I rang in All Hallow’s Eve the old-fashioned way. I watched horror movies. On Friday night I viewed the original “Psycho” with someone my age who had never seen it before. Here’s the kicker: not only had he never seen it, but he also had no idea, not even the faintest whispered rumor, of what was going to happen. It was priceless. Of course, the rest of us watching baited him terribly (no pun intended). Whenever we heard the “mother” voice, we made comments like, “His mom’s a real bitch,” or “Isn’t she terrible to him?”

Halfway through the show, my friend turned to me and said, in all earnestness, “Do you ever get to see the old woman’s face?” And I was like, “Um …. yes …. as a matter of fact, you do!” When the final reveal in the fruit cellar occurred, he simply said, “Whoah!” I asked him if he truly didn’t see any of that coming, and he replied, “Not in a movie this old.” And it’s true. Back then we didn’t have a nightly celebration, courtesy of 15 versions of Law and Order and CSI, of seriously damaged people who commit gruesome crimes and end up being fascinating as well as freakish.

Ah, that Alfred Hitchcock. He knew how to thrill. The two movies I watched on Saturday, however, weren’t as good. Well, they were good in their own special way, much like a car wreck. They were terrible, but you couldn’t look away. One was an unbelievably bizarre 1970 flick starring Sandra Dee and Dean Stockwell that had something to do with a warlock, some weird chants, a Rosemary’s Baby-ish theme, and a crazy monster with tentacles that you were never actually allowed to see.
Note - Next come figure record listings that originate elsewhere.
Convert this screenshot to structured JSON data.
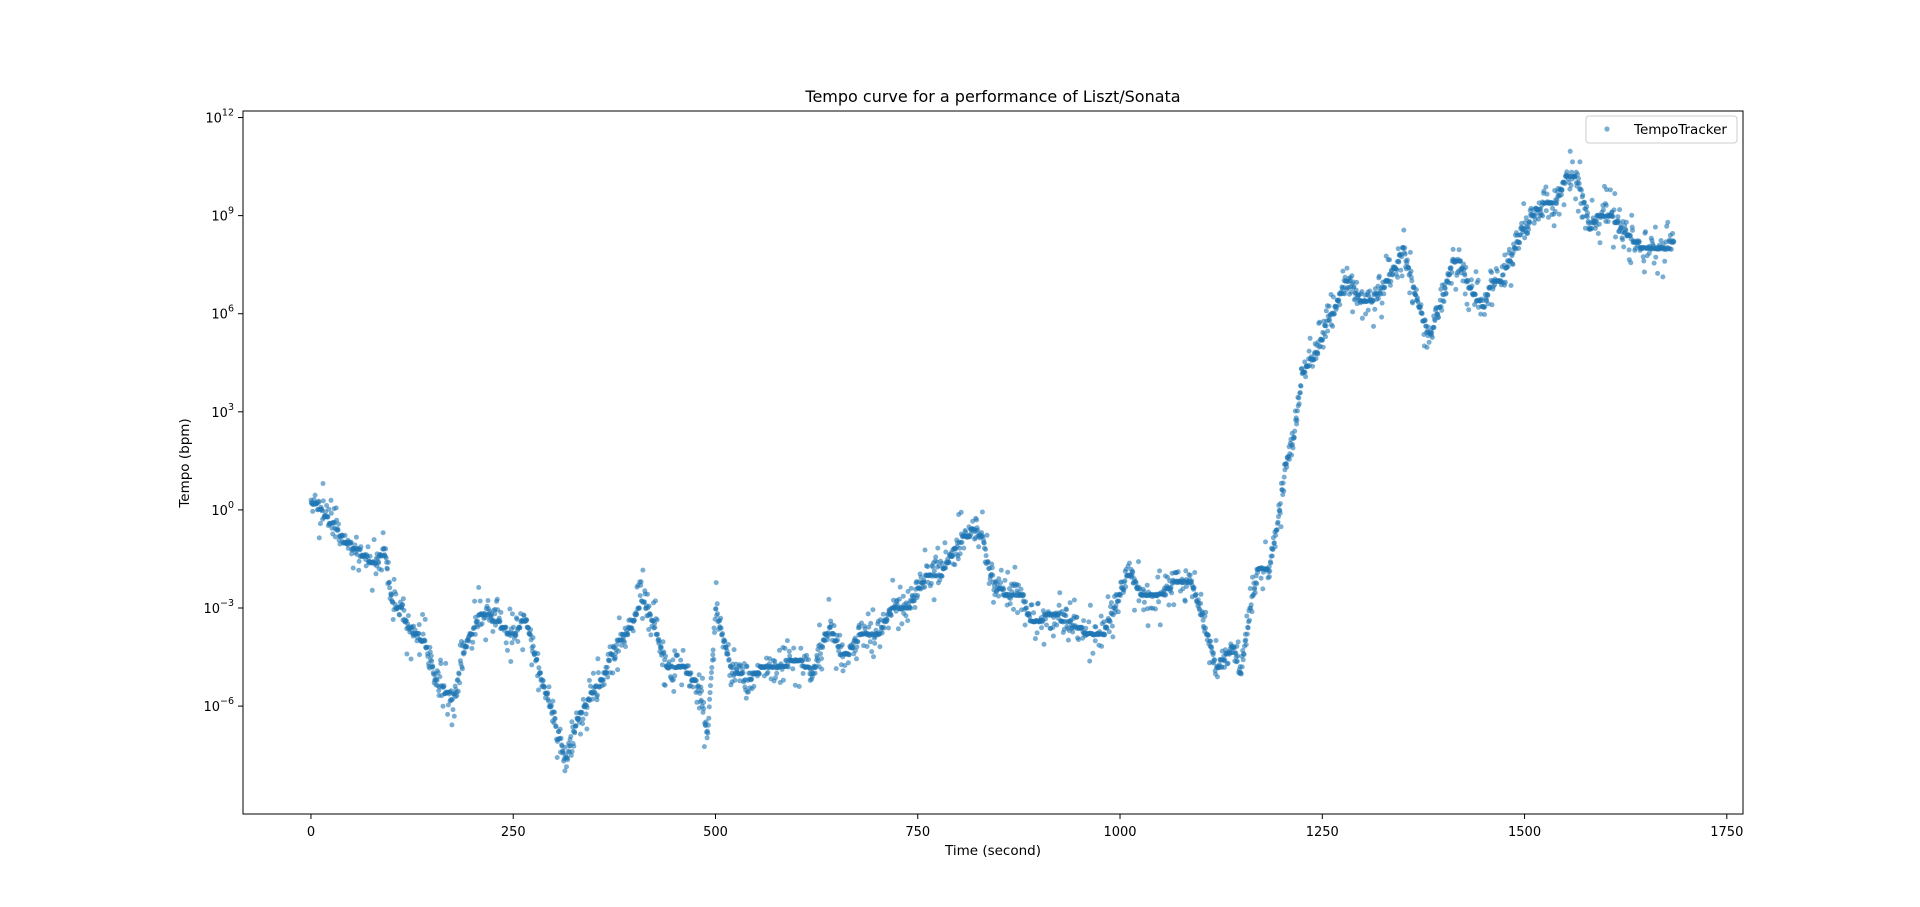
{
  "chart_data": {
    "type": "scatter",
    "title": "Tempo curve for a performance of Liszt/Sonata",
    "xlabel": "Time (second)",
    "ylabel": "Tempo (bpm)",
    "xlim": [
      -84,
      1770
    ],
    "ylim_log10": [
      -9.3,
      12.2
    ],
    "yscale": "log",
    "x_ticks": [
      {
        "value": 0,
        "label": "0"
      },
      {
        "value": 250,
        "label": "250"
      },
      {
        "value": 500,
        "label": "500"
      },
      {
        "value": 750,
        "label": "750"
      },
      {
        "value": 1000,
        "label": "1000"
      },
      {
        "value": 1250,
        "label": "1250"
      },
      {
        "value": 1500,
        "label": "1500"
      },
      {
        "value": 1750,
        "label": "1750"
      }
    ],
    "y_ticks": [
      {
        "exp": 12,
        "base": "10",
        "sup": "12"
      },
      {
        "exp": 9,
        "base": "10",
        "sup": "9"
      },
      {
        "exp": 6,
        "base": "10",
        "sup": "6"
      },
      {
        "exp": 3,
        "base": "10",
        "sup": "3"
      },
      {
        "exp": 0,
        "base": "10",
        "sup": "0"
      },
      {
        "exp": -3,
        "base": "10",
        "sup": "−3"
      },
      {
        "exp": -6,
        "base": "10",
        "sup": "−6"
      }
    ],
    "grid": false,
    "legend_position": "top-right",
    "marker_color": "#1f77b4",
    "series": [
      {
        "name": "TempoTracker",
        "trace_log10": [
          [
            0,
            0.3
          ],
          [
            20,
            -0.2
          ],
          [
            40,
            -0.9
          ],
          [
            60,
            -1.3
          ],
          [
            80,
            -1.7
          ],
          [
            90,
            -1.2
          ],
          [
            100,
            -2.7
          ],
          [
            120,
            -3.6
          ],
          [
            140,
            -4.0
          ],
          [
            155,
            -5.2
          ],
          [
            175,
            -5.8
          ],
          [
            190,
            -4.3
          ],
          [
            210,
            -3.1
          ],
          [
            230,
            -3.4
          ],
          [
            250,
            -3.9
          ],
          [
            265,
            -3.3
          ],
          [
            285,
            -5.2
          ],
          [
            300,
            -6.3
          ],
          [
            315,
            -7.7
          ],
          [
            330,
            -6.4
          ],
          [
            345,
            -5.7
          ],
          [
            360,
            -5.2
          ],
          [
            375,
            -4.2
          ],
          [
            395,
            -3.6
          ],
          [
            410,
            -2.7
          ],
          [
            425,
            -3.6
          ],
          [
            440,
            -4.8
          ],
          [
            460,
            -4.8
          ],
          [
            480,
            -5.4
          ],
          [
            490,
            -7.0
          ],
          [
            500,
            -3.0
          ],
          [
            520,
            -4.9
          ],
          [
            540,
            -5.2
          ],
          [
            560,
            -4.8
          ],
          [
            580,
            -4.9
          ],
          [
            600,
            -4.5
          ],
          [
            620,
            -5.0
          ],
          [
            640,
            -3.6
          ],
          [
            660,
            -4.5
          ],
          [
            680,
            -3.8
          ],
          [
            700,
            -3.8
          ],
          [
            720,
            -3.0
          ],
          [
            740,
            -3.0
          ],
          [
            760,
            -2.0
          ],
          [
            780,
            -1.9
          ],
          [
            800,
            -1.0
          ],
          [
            820,
            -0.6
          ],
          [
            830,
            -0.8
          ],
          [
            840,
            -2.0
          ],
          [
            860,
            -2.7
          ],
          [
            880,
            -2.6
          ],
          [
            890,
            -3.5
          ],
          [
            905,
            -3.3
          ],
          [
            920,
            -3.2
          ],
          [
            940,
            -3.5
          ],
          [
            960,
            -3.8
          ],
          [
            980,
            -3.8
          ],
          [
            1000,
            -2.6
          ],
          [
            1010,
            -1.9
          ],
          [
            1030,
            -2.7
          ],
          [
            1050,
            -2.7
          ],
          [
            1070,
            -2.1
          ],
          [
            1090,
            -2.3
          ],
          [
            1100,
            -3.2
          ],
          [
            1120,
            -4.8
          ],
          [
            1140,
            -4.2
          ],
          [
            1150,
            -5.0
          ],
          [
            1160,
            -3.2
          ],
          [
            1170,
            -1.8
          ],
          [
            1185,
            -1.7
          ],
          [
            1195,
            -0.4
          ],
          [
            1205,
            1.4
          ],
          [
            1215,
            2.2
          ],
          [
            1225,
            4.1
          ],
          [
            1235,
            4.6
          ],
          [
            1245,
            4.8
          ],
          [
            1255,
            5.7
          ],
          [
            1265,
            6.1
          ],
          [
            1280,
            7.1
          ],
          [
            1300,
            6.3
          ],
          [
            1320,
            6.6
          ],
          [
            1340,
            7.4
          ],
          [
            1350,
            8.0
          ],
          [
            1360,
            7.0
          ],
          [
            1375,
            5.8
          ],
          [
            1385,
            5.4
          ],
          [
            1400,
            6.7
          ],
          [
            1410,
            7.5
          ],
          [
            1420,
            7.7
          ],
          [
            1430,
            6.9
          ],
          [
            1440,
            6.5
          ],
          [
            1450,
            6.2
          ],
          [
            1460,
            7.1
          ],
          [
            1470,
            7.0
          ],
          [
            1480,
            7.5
          ],
          [
            1490,
            8.1
          ],
          [
            1500,
            8.7
          ],
          [
            1520,
            9.3
          ],
          [
            1540,
            9.5
          ],
          [
            1550,
            10.1
          ],
          [
            1560,
            10.3
          ],
          [
            1570,
            9.8
          ],
          [
            1580,
            8.6
          ],
          [
            1595,
            9.1
          ],
          [
            1610,
            8.9
          ],
          [
            1630,
            8.4
          ],
          [
            1650,
            7.9
          ],
          [
            1670,
            7.9
          ],
          [
            1685,
            8.2
          ]
        ]
      }
    ]
  }
}
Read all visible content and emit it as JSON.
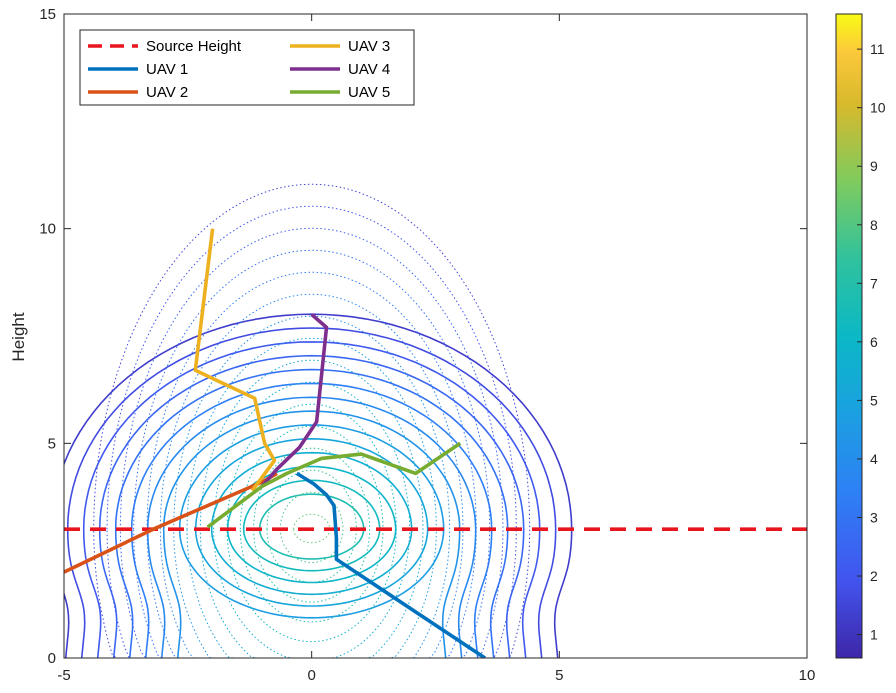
{
  "chart_data": {
    "type": "line",
    "ylabel": "Height",
    "xlabel": "",
    "xlim": [
      -5,
      10
    ],
    "ylim": [
      0,
      15
    ],
    "xticks": [
      "-5",
      "0",
      "5",
      "10"
    ],
    "yticks": [
      "0",
      "5",
      "10",
      "15"
    ],
    "source_height": 3,
    "colorbar": {
      "range": [
        0.6,
        11.6
      ],
      "ticks": [
        "1",
        "2",
        "3",
        "4",
        "5",
        "6",
        "7",
        "8",
        "9",
        "10",
        "11"
      ],
      "colormap": "parula"
    },
    "series": [
      {
        "name": "Source Height",
        "color": "#e8141e",
        "style": "dashed",
        "x": [
          -5,
          10
        ],
        "y": [
          3,
          3
        ]
      },
      {
        "name": "UAV 1",
        "color": "#0072bd",
        "x": [
          -0.3,
          0.05,
          0.3,
          0.45,
          0.5,
          0.5,
          3.5
        ],
        "y": [
          4.3,
          4.05,
          3.8,
          3.55,
          2.8,
          2.3,
          0
        ]
      },
      {
        "name": "UAV 2",
        "color": "#d95319",
        "x": [
          -5,
          -3.2,
          -1.4,
          -1.0,
          -0.7
        ],
        "y": [
          2.0,
          3.0,
          3.9,
          4.1,
          4.3
        ]
      },
      {
        "name": "UAV 3",
        "color": "#edb120",
        "x": [
          -2.0,
          -2.35,
          -1.15,
          -0.95,
          -0.75,
          -1.2
        ],
        "y": [
          10.0,
          6.7,
          6.05,
          5.0,
          4.6,
          3.9
        ]
      },
      {
        "name": "UAV 4",
        "color": "#7e2f8e",
        "x": [
          0.0,
          0.3,
          0.2,
          0.1,
          -0.25,
          -0.7,
          -1.0
        ],
        "y": [
          8.0,
          7.7,
          6.6,
          5.5,
          4.9,
          4.4,
          4.0
        ]
      },
      {
        "name": "UAV 5",
        "color": "#77ac30",
        "x": [
          -2.1,
          -1.0,
          -0.5,
          0.2,
          1.0,
          2.1,
          3.0
        ],
        "y": [
          3.05,
          4.0,
          4.3,
          4.65,
          4.75,
          4.3,
          5.0
        ]
      }
    ],
    "contours": {
      "center": [
        0,
        3
      ],
      "solid_levels": 14,
      "dotted_levels": 16
    },
    "legend": {
      "position": "top-left",
      "columns": 2
    }
  }
}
The other was a 1958 movie called “The Horror of Dracula” starring Christopher Lee. It basically featured Dracula lurking around the neighborhood preying on hapless women who left their windows open at night, while good ol’ Van Helsing tried to catch him sleeping in his coffin during the day. Part of the story line involved a woman who was bitten and converted to vampirism but was later cured and returned to the husband who’d never given up hope that she would recover. He’d even given her a blood transfusion after Drac just about sucked the life out of her neck.

What struck me most about the story wasn’t the idea of true love overcoming all odds. It was the idea that, because of his devotion, that guy had earned himself the ultimate argument-ender. For the rest of their married lives, he had something to hold over her head that was just awesomely unbeatable.

It wasn’t “Remember the time you gained 20 pounds and I stuck around?” or “Remember when your grandmother died and I took three days off work to drive you to the funeral?” or “Hey, remember when I agreed to quit school and move across the country just to be with you?” It wasn’t even “Don’t forget, I gave you a kidney.”

It was “Remember the time you were undead? Yeah. That was me by your side.” I imagine the conversations would go something like this:


“Honey, did you take the trash out?”

“No, but you were a vampire.”

“Well, do you think you could turn off the football game?”

“Do you think you could not have been a vampire?”

“Are you listening to me?”

“VAMPIRE!”

Not even Hitchcock could come up with a scheme that diabolical.